One note to this is that LCD TVs with black TFT screens (Thin Film Transistor), such as with the Aquos, maintain their contrast in bright ambient light. This is because the TFT absorbs the ambient light rather than reflecting it. To illustrate this, I took a picture of an image on the Aquos using a flash attachment on the camera. Normally, you would expect the image to be washed out with reflections from the flash on the surface of the screen. But the image still looks nice and contrasty. That's the black TFT screen at work. (Image copyright Discovery HD Theater.) Some Plasma TVs have reduced contrast in bright room light, so that their blacks look brown or gray.
(4) Speed. Plasma TV pixels react very fast to changes in the image when it is moving, while LCD pixels are a bit slower. This results in image drag, which can be an issue especially with video gaming where things are moving all over the screen very quickly.
(5) Altitude. Plasma TVs tend to make noise if used at high altitude because the pixels are at higher pressure in relation to the surrounding atmospheric pressure, and they produce more heat. It is a buzzing sound that can be irritating to some consumers.
The Sharp LC-40HV4U is 1,280 x 720 in resolution and can accept 1080i input, which is converted to 720p (in fact, all the input images are converted to 720p, except for 720p native).
The TV comes with a junction box that handles all the input connections and performs the image processing. It is a big box, which I assume, is why it comes as a separate component. The circuits are too large to fit in the back of the TV panel enclosure.
The rear panel of the box has input jacks for component video, S-Video, and DVI-D. Although the jack will accept both single-link DVI and dual-link DVI cables, I found that only the single-link DVI worked. When I connected a dual-link DVI cable between either the DVI satellite box or the DVI output from a DVD player, there was no image, or the image had a posterized look to it.

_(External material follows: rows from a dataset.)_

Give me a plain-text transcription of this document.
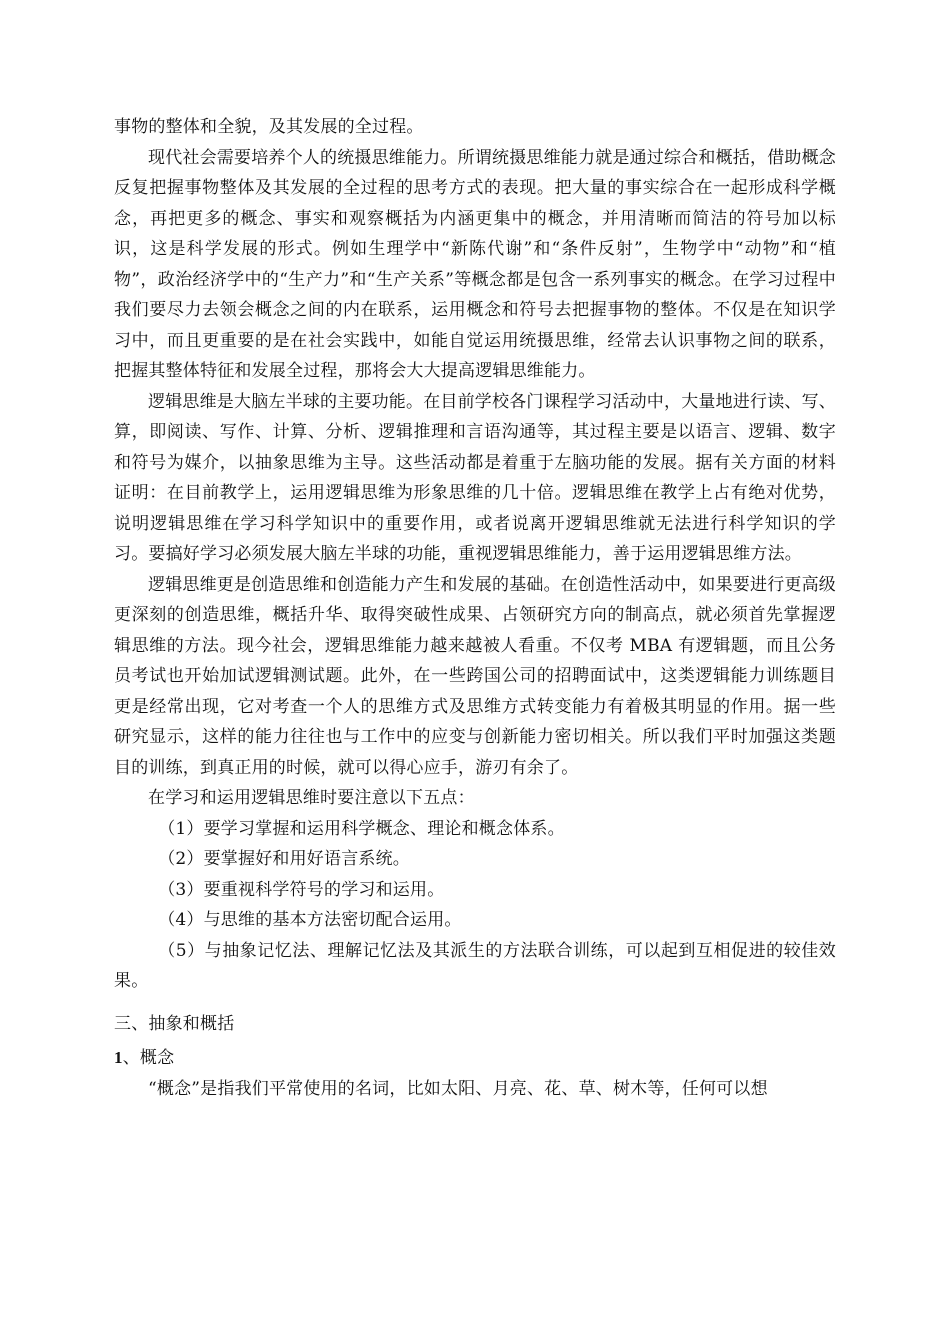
事物的整体和全貌，及其发展的全过程。

现代社会需要培养个人的统摄思维能力。所谓统摄思维能力就是通过综合和概括，借助概念反复把握事物整体及其发展的全过程的思考方式的表现。把大量的事实综合在一起形成科学概念，再把更多的概念、事实和观察概括为内涵更集中的概念，并用清晰而简洁的符号加以标识，这是科学发展的形式。例如生理学中“新陈代谢”和“条件反射”，生物学中“动物”和“植物”，政治经济学中的“生产力”和“生产关系”等概念都是包含一系列事实的概念。在学习过程中我们要尽力去领会概念之间的内在联系，运用概念和符号去把握事物的整体。不仅是在知识学习中，而且更重要的是在社会实践中，如能自觉运用统摄思维，经常去认识事物之间的联系，把握其整体特征和发展全过程，那将会大大提高逻辑思维能力。

逻辑思维是大脑左半球的主要功能。在目前学校各门课程学习活动中，大量地进行读、写、算，即阅读、写作、计算、分析、逻辑推理和言语沟通等，其过程主要是以语言、逻辑、数字和符号为媒介，以抽象思维为主导。这些活动都是着重于左脑功能的发展。据有关方面的材料证明：在目前教学上，运用逻辑思维为形象思维的几十倍。逻辑思维在教学上占有绝对优势，说明逻辑思维在学习科学知识中的重要作用，或者说离开逻辑思维就无法进行科学知识的学习。要搞好学习必须发展大脑左半球的功能，重视逻辑思维能力，善于运用逻辑思维方法。

逻辑思维更是创造思维和创造能力产生和发展的基础。在创造性活动中，如果要进行更高级更深刻的创造思维，概括升华、取得突破性成果、占领研究方向的制高点，就必须首先掌握逻辑思维的方法。现今社会，逻辑思维能力越来越被人看重。不仅考 MBA 有逻辑题，而且公务员考试也开始加试逻辑测试题。此外，在一些跨国公司的招聘面试中，这类逻辑能力训练题目更是经常出现，它对考查一个人的思维方式及思维方式转变能力有着极其明显的作用。据一些研究显示，这样的能力往往也与工作中的应变与创新能力密切相关。所以我们平时加强这类题目的训练，到真正用的时候，就可以得心应手，游刃有余了。

在学习和运用逻辑思维时要注意以下五点：

（1）要学习掌握和运用科学概念、理论和概念体系。

（2）要掌握好和用好语言系统。

（3）要重视科学符号的学习和运用。

（4）与思维的基本方法密切配合运用。

（5）与抽象记忆法、理解记忆法及其派生的方法联合训练，可以起到互相促进的较佳效果。

三、抽象和概括

1、概念

“概念”是指我们平常使用的名词，比如太阳、月亮、花、草、树木等，任何可以想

Here is a diagram of the various DVI jack configurations (adapted from Pacific Custom Cable, Inc.). Notice that you can have DVI that carries analog audio (DVI-I) or only digital signals (DVI-D), so you have to be careful when buying DVI cables. The one that worked here is the DVI-D single-link. I sure wish the industry had just made one jack that would carry digital video, analog video, digital audio, and analog audio, with whatever pins needed to be active being the ones that are connected, and the rest just not connected to anything.
There are two cables that output from the junction box to the LCD panel. I assume one is for the TV signal and one is for the sync.
The remote control is large, but well laid out and easy to handle (but, I have large hands that work well with large remotes). It is a learning remote.